What is LARS regression?
Regression is the analysis of how a variable (the outcome variable) depends on the evolution of other variables (explanatory variables).
In regression, we are looking for the answer to the question of what is the function that can be used to predict the value of another variable Y by knowing the value of one variable X?
In general, regression calculations are based on the assumption that a causal and statistical relationship can be assumed or deduced between certain variables. To describe the causal relationship, we look for a functional relationship between the variables, i.e., we consider the cause as a dependent variable and the other influencing variables as independent variables.
Linear regression is a parametric regression model that assumes a linear relationship between the explanatory (X) and the explained (Y) variables (in terms of parameters). This means that in estimating linear regression, we try to fit a line to the point cloud of the sample data.
Least angle regression (LARS) is a relatively new technique that is a variant of forward regression.
It starts all coefficients with zero and find the predictor (x1) which correlates best with the response.
We move towards this predictor until another predictor, (x2), shows the same degree of correlation with the current residual. The LARS moves in a direction at an equal angle between the two predictors, until a third variable, (x3), again shows the same degree of correlation with the current residual. The LARS then moves at equal angles between x1, x2, and x3, (i.e., in the direction of least angle), until the next variable enters and so on.
What Is LARS For?
This technique is used for forecasting, modeling time series, and establishing cause and effect relationships between variables. There are several advantages to using regression analysis.
It indicates significant relationships between the dependent variable and the independent variable.
It shows the strength of the effect of several independent variables on the dependent variable.
Regression analysis also allows you to compare the effects of variables measured at different scales. These advantages help data scientists to eliminate and evaluate the best set of variables to use in building predictive models.
The advantages of LARS are:
- As fast as stepwise regression .
- Generates a complete piecewise linear solution path , useful for cross-validation or similar model fitting experiments .
- If two variables are related to the dependent variable to nearly the same extent , their coefficients should increase at about the same rate . So the algorithm is more stable.
LARS in Python
from pandas import read_excel from sklearn.model_selection import train_test_split from sklearn import linear_model from sklearn.metrics import mean_squared_error from sklearn.metrics import mean_absolute_error import matplotlib.pyplot as plt # import data dataframe = read_excel('AirQualityUCI.xls') # clean dataframe dataframe = dataframe[(dataframe > 0).all(axis=1)] data = dataframe.values # select relevant data x, y = data[:, 11:12], data[:, 10:11] # print(x.shape, y.shape, type(x), type(y)) # split the arrays into random train and test subsets xtrain, xtest, ytrain, ytest = train_test_split(x, y, test_size=0.1) # model fitting lars = linear_model.Lars().fit(xtrain, ytrain) # predict ypred = lars.predict(xtest) # measure errors print(lars.coef_) mse = mean_squared_error(ytest, ypred) print("MSE: %.2f" % mse) mae = mean_absolute_error(ytest, ypred) print("MAE: %.2f" % mae) # plot original vs predicted data x_ax = range(len(ytest)) plt.scatter(x_ax, ytest, s=5, color="green", label="original") plt.plot(x_ax, ypred, lw=0.8, color="red", label="predicted") plt.legend() plt.show()

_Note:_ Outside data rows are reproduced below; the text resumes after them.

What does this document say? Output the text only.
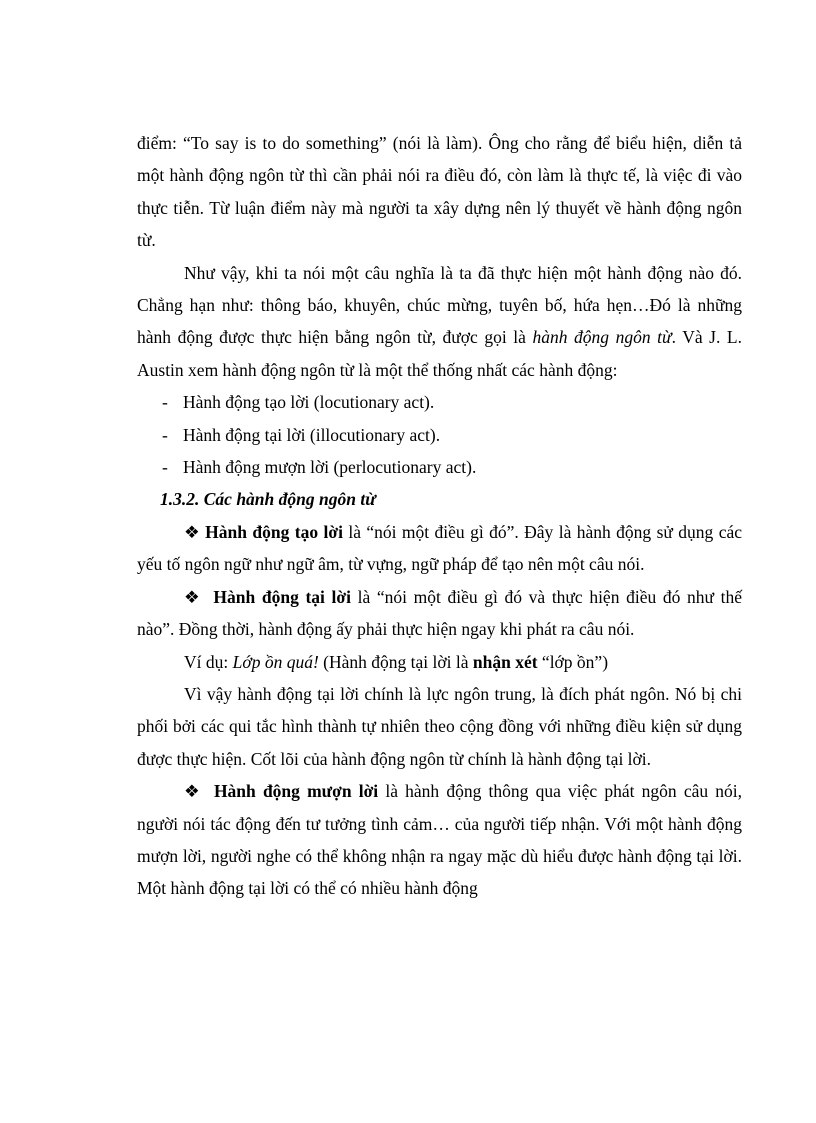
điểm: “To say is to do something” (nói là làm). Ông cho rằng để biểu hiện, diễn tả một hành động ngôn từ thì cần phải nói ra điều đó, còn làm là thực tế, là việc đi vào thực tiễn. Từ luận điểm này mà người ta xây dựng nên lý thuyết về hành động ngôn từ.

Như vậy, khi ta nói một câu nghĩa là ta đã thực hiện một hành động nào đó. Chẳng hạn như: thông báo, khuyên, chúc mừng, tuyên bố, hứa hẹn…Đó là những hành động được thực hiện bằng ngôn từ, được gọi là hành động ngôn từ. Và J. L. Austin xem hành động ngôn từ là một thể thống nhất các hành động:

- Hành động tạo lời (locutionary act).

- Hành động tại lời (illocutionary act).

- Hành động mượn lời (perlocutionary act).

1.3.2. Các hành động ngôn từ

❖ Hành động tạo lời là “nói một điều gì đó”. Đây là hành động sử dụng các yếu tố ngôn ngữ như ngữ âm, từ vựng, ngữ pháp để tạo nên một câu nói.

❖ Hành động tại lời là “nói một điều gì đó và thực hiện điều đó như thế nào”. Đồng thời, hành động ấy phải thực hiện ngay khi phát ra câu nói.

Ví dụ: Lớp ồn quá! (Hành động tại lời là nhận xét “lớp ồn”)

Vì vậy hành động tại lời chính là lực ngôn trung, là đích phát ngôn. Nó bị chi phối bởi các qui tắc hình thành tự nhiên theo cộng đồng với những điều kiện sử dụng được thực hiện. Cốt lõi của hành động ngôn từ chính là hành động tại lời.

❖ Hành động mượn lời là hành động thông qua việc phát ngôn câu nói, người nói tác động đến tư tưởng tình cảm… của người tiếp nhận. Với một hành động mượn lời, người nghe có thể không nhận ra ngay mặc dù hiểu được hành động tại lời. Một hành động tại lời có thể có nhiều hành động
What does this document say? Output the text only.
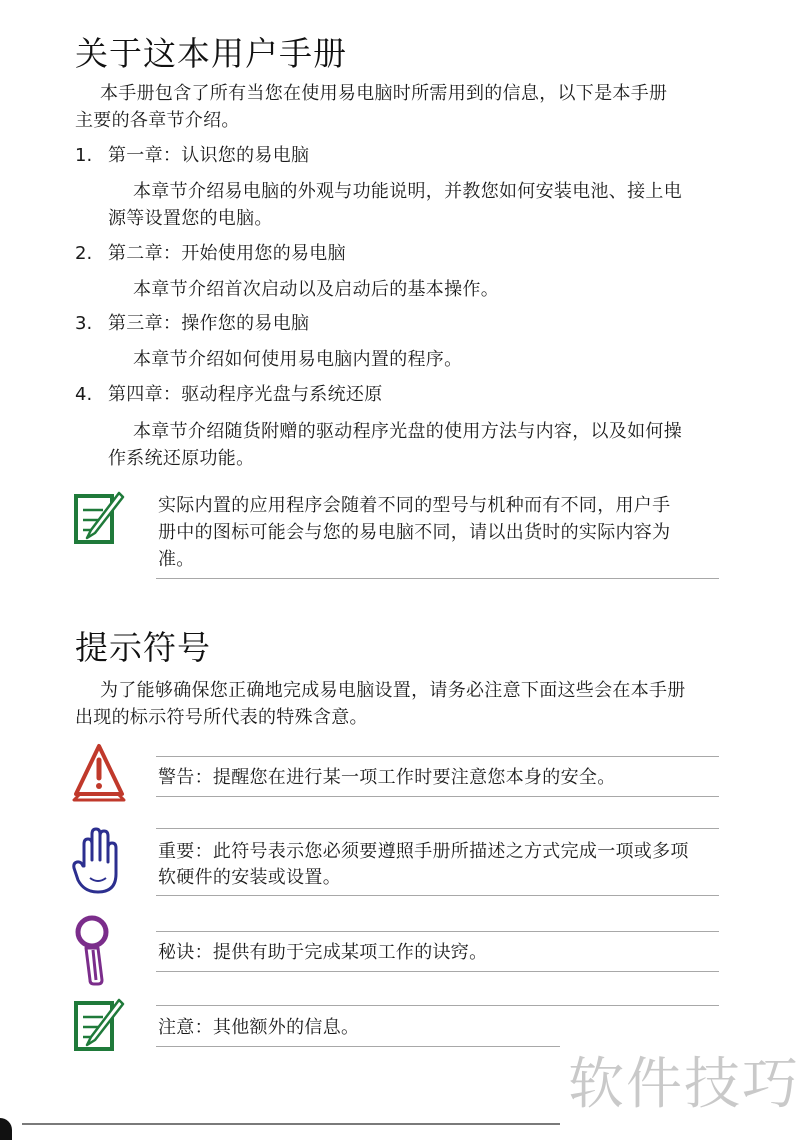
关于这本用户手册

本手册包含了所有当您在使用易电脑时所需用到的信息，以下是本手册

主要的各章节介绍。

1. 第一章：认识您的易电脑

本章节介绍易电脑的外观与功能说明，并教您如何安装电池、接上电

源等设置您的电脑。

2. 第二章：开始使用您的易电脑

本章节介绍首次启动以及启动后的基本操作。

3. 第三章：操作您的易电脑

本章节介绍如何使用易电脑内置的程序。

4. 第四章：驱动程序光盘与系统还原

本章节介绍随货附赠的驱动程序光盘的使用方法与内容，以及如何操

作系统还原功能。

实际内置的应用程序会随着不同的型号与机种而有不同，用户手

册中的图标可能会与您的易电脑不同，请以出货时的实际内容为

准。

提示符号

为了能够确保您正确地完成易电脑设置，请务必注意下面这些会在本手册

出现的标示符号所代表的特殊含意。

警告：提醒您在进行某一项工作时要注意您本身的安全。

重要：此符号表示您必须要遵照手册所描述之方式完成一项或多项

软硬件的安装或设置。

秘诀：提供有助于完成某项工作的诀窍。

注意：其他额外的信息。

软件技巧
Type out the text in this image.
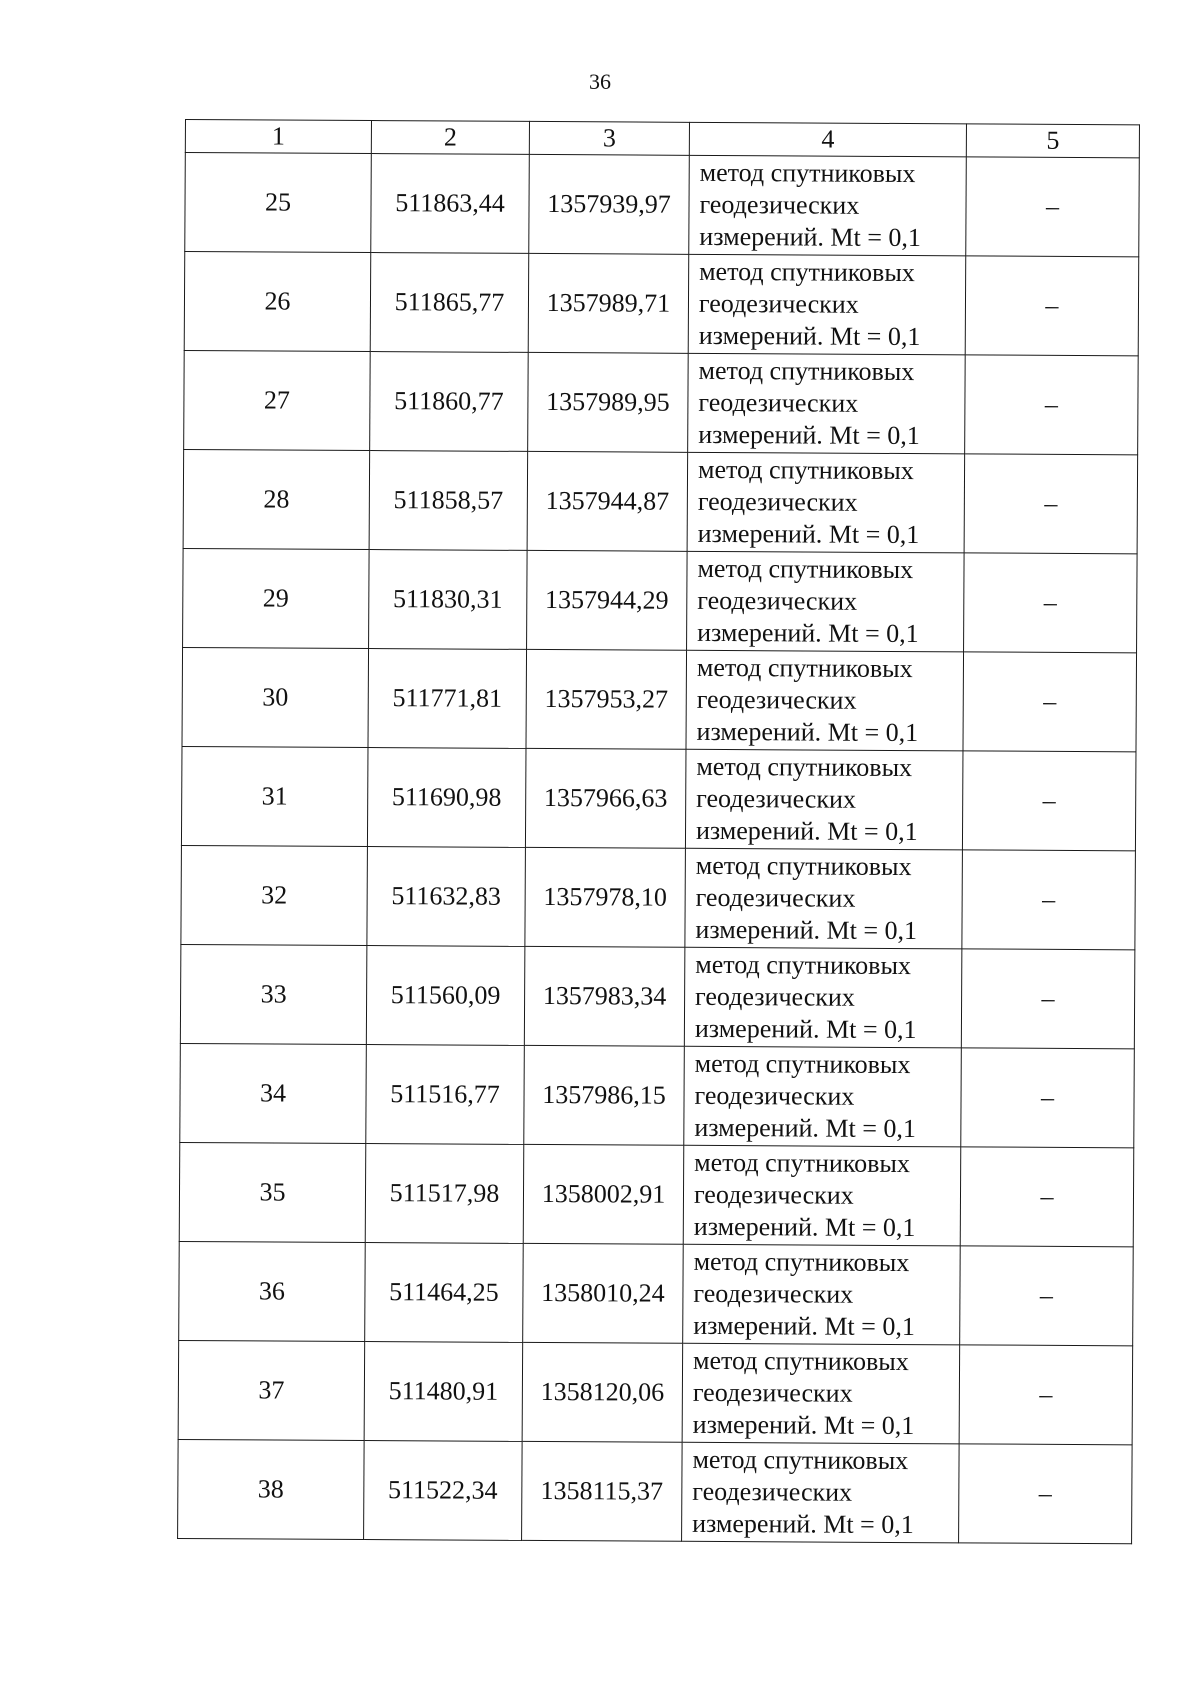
36
1	2	3	4	5
25	511863,44	1357939,97	метод спутниковых
геодезических
измерений. Mt = 0,1	–
26	511865,77	1357989,71	метод спутниковых
геодезических
измерений. Mt = 0,1	–
27	511860,77	1357989,95	метод спутниковых
геодезических
измерений. Mt = 0,1	–
28	511858,57	1357944,87	метод спутниковых
геодезических
измерений. Mt = 0,1	–
29	511830,31	1357944,29	метод спутниковых
геодезических
измерений. Mt = 0,1	–
30	511771,81	1357953,27	метод спутниковых
геодезических
измерений. Mt = 0,1	–
31	511690,98	1357966,63	метод спутниковых
геодезических
измерений. Mt = 0,1	–
32	511632,83	1357978,10	метод спутниковых
геодезических
измерений. Mt = 0,1	–
33	511560,09	1357983,34	метод спутниковых
геодезических
измерений. Mt = 0,1	–
34	511516,77	1357986,15	метод спутниковых
геодезических
измерений. Mt = 0,1	–
35	511517,98	1358002,91	метод спутниковых
геодезических
измерений. Mt = 0,1	–
36	511464,25	1358010,24	метод спутниковых
геодезических
измерений. Mt = 0,1	–
37	511480,91	1358120,06	метод спутниковых
геодезических
измерений. Mt = 0,1	–
38	511522,34	1358115,37	метод спутниковых
геодезических
измерений. Mt = 0,1	–
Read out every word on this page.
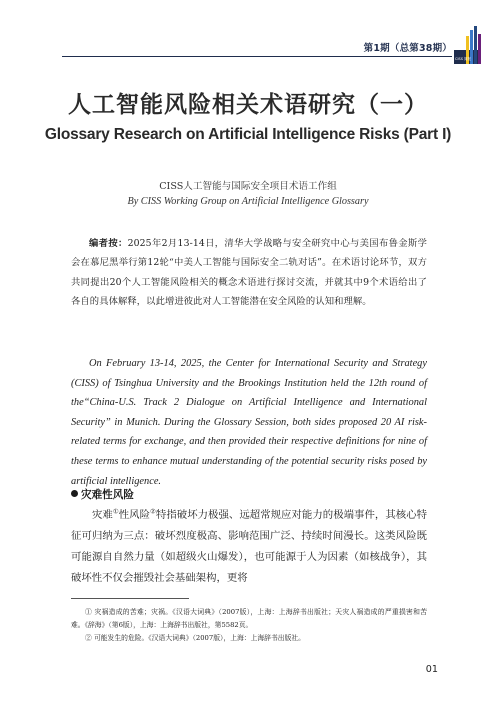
第1期（总第38期）
CISS 简报
人工智能风险相关术语研究（一）
Glossary Research on Artificial Intelligence Risks (Part I)
CISS人工智能与国际安全项目术语工作组
By CISS Working Group on Artificial Intelligence Glossary
编者按：2025年2月13-14日，清华大学战略与安全研究中心与美国布鲁金斯学会在慕尼黑举行第12轮“中美人工智能与国际安全二轨对话”。在术语讨论环节，双方共同提出20个人工智能风险相关的概念术语进行探讨交流，并就其中9个术语给出了各自的具体解释，以此增进彼此对人工智能潜在安全风险的认知和理解。
On February 13-14, 2025, the Center for International Security and Strategy (CISS) of Tsinghua University and the Brookings Institution held the 12th round of the“China-U.S. Track 2 Dialogue on Artificial Intelligence and International Security” in Munich. During the Glossary Session, both sides proposed 20 AI risk-related terms for exchange, and then provided their respective definitions for nine of these terms to enhance mutual understanding of the potential security risks posed by artificial intelligence.
灾难性风险
灾难①性风险②特指破坏力极强、远超常规应对能力的极端事件，其核心特征可归纳为三点：破坏烈度极高、影响范围广泛、持续时间漫长。这类风险既可能源自自然力量（如超级火山爆发），也可能源于人为因素（如核战争），其破坏性不仅会摧毁社会基础架构，更将

① 灾祸造成的苦难；灾祸。《汉语大词典》（2007版），上海：上海辞书出版社；天灾人祸造成的严重损害和苦难。《辞海》（第6版），上海：上海辞书出版社，第5582页。

② 可能发生的危险。《汉语大词典》（2007版），上海：上海辞书出版社。

01
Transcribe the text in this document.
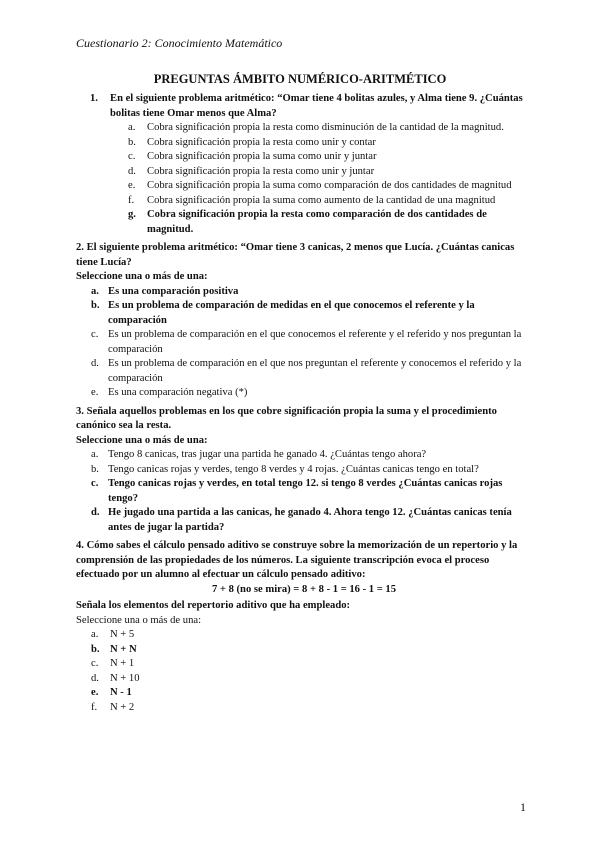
Cuestionario 2: Conocimiento Matemático
PREGUNTAS ÁMBITO NUMÉRICO-ARITMÉTICO
1.	En el siguiente problema aritmético: “Omar tiene 4 bolitas azules, y Alma tiene 9. ¿Cuántas bolitas tiene Omar menos que Alma?
a.	Cobra significación propia la resta como disminución de la cantidad de la magnitud.
b.	Cobra significación propia la resta como unir y contar
c.	Cobra significación propia la suma como unir y juntar
d.	Cobra significación propia la resta como unir y juntar
e.	Cobra significación propia la suma como comparación de dos cantidades de magnitud
f.	Cobra significación propia la suma como aumento de la cantidad de una magnitud
g.	Cobra significación propia la resta como comparación de dos cantidades de magnitud.
2. El siguiente problema aritmético: “Omar tiene 3 canicas, 2 menos que Lucía. ¿Cuántas canicas tiene Lucía?
Seleccione una o más de una:
a. Es una comparación positiva
b. Es un problema de comparación de medidas en el que conocemos el referente y la comparación
c. Es un problema de comparación en el que conocemos el referente y el referido y nos preguntan la comparación
d. Es un problema de comparación en el que nos preguntan el referente y conocemos el referido y la comparación
e. Es una comparación negativa (*)
3. Señala aquellos problemas en los que cobre significación propia la suma y el procedimiento canónico sea la resta.
Seleccione una o más de una:
a. Tengo 8 canicas, tras jugar una partida he ganado 4. ¿Cuántas tengo ahora?
b. Tengo canicas rojas y verdes, tengo 8 verdes y 4 rojas. ¿Cuántas canicas tengo en total?
c. Tengo canicas rojas y verdes, en total tengo 12. si tengo 8 verdes ¿Cuántas canicas rojas tengo?
d. He jugado una partida a las canicas, he ganado 4. Ahora tengo 12. ¿Cuántas canicas tenía antes de jugar la partida?
4. Cómo sabes el cálculo pensado aditivo se construye sobre la memorización de un repertorio y la comprensión de las propiedades de los números. La siguiente transcripción evoca el proceso efectuado por un alumno al efectuar un cálculo pensado aditivo:
7 + 8 (no se mira) = 8 + 8 - 1 = 16 - 1 = 15
Señala los elementos del repertorio aditivo que ha empleado:
Seleccione una o más de una:
a.	N + 5
b. N + N
c.	N + 1
d.	N + 10
e.	N - 1
f.	N + 2
1
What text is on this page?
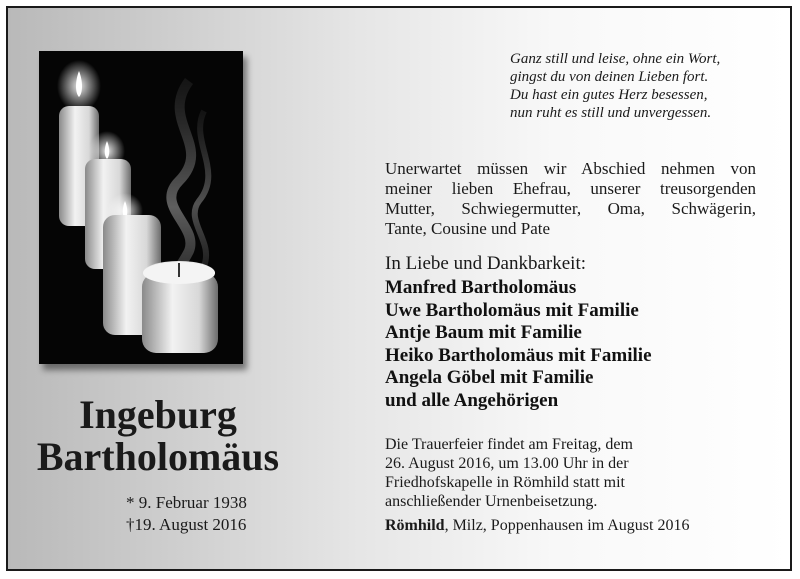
Ingeburg
Bartholomäus
* 9. Februar 1938
†19. August 2016
Ganz still und leise, ohne ein Wort,
gingst du von deinen Lieben fort.
Du hast ein gutes Herz besessen,
nun ruht es still und unvergessen.
Unerwartet müssen wir Abschied nehmen von
meiner lieben Ehefrau, unserer treusorgenden
Mutter, Schwiegermutter, Oma, Schwägerin,
Tante, Cousine und Pate
In Liebe und Dankbarkeit:
Manfred Bartholomäus
Uwe Bartholomäus mit Familie
Antje Baum mit Familie
Heiko Bartholomäus mit Familie
Angela Göbel mit Familie
und alle Angehörigen
Die Trauerfeier findet am Freitag, dem
26. August 2016, um 13.00 Uhr in der
Friedhofskapelle in Römhild statt mit
anschließender Urnenbeisetzung.
Römhild, Milz, Poppenhausen im August 2016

In the above code, we first import the required libraries:
From scikit learn, the
train_test_split (for random distribution of data),
linear_model for LARS regression, mean_sq
mean_absolute_error for model evaluation, and finally
matplotlib.pyplot for model visualization.
Then import the data into a pandas DataFrame. This can be a local file or a valid URL.
Our DataFrame (which is real-world air quality data) has some negative values because when the sensors are not working, the value is -200. We remove this data and create a numpy array from the rest. In our example, we are looking at the relationship between relative humidity and temperature.
The corresponding columns (10, 11) are sliced from the data file and separated into training and test data. This is necessary to judge how good our model is. Split the data set into two data sets:
A “training” data set, which we will use to train our model, and a “test” data set, which we will use to judge the accuracy of the model.
Apply the model to the training data with „
lars = linear_model.Lars().fit(xtrain, ytrain)” with default settings, and then perform the estimation on the test data with the „predict” method of the class.
We then examine how far the model’s prediction differs from the real data.
MSE represents the mean squared error. It is the square of the distances between the actual points and the regression line. This technique allows the errors to be weighted and negative signs to be eliminated.
MAE is an abbreviation for mean absolute error, which is simply the largest deviation of the measured values from the predicted ones.
In the last part, we will create a graph using matplotlib. For the full course see:
Please note that your graph (and your results) may differ because the algorithm used to select the test and training data is randomly split.
As we have seen, regression is a very important tool in data science, and a relatively new version of it, LARS regression, can be successfully applied in many situations. For this purpose, the Python sckit-learn library provides a convenient solution.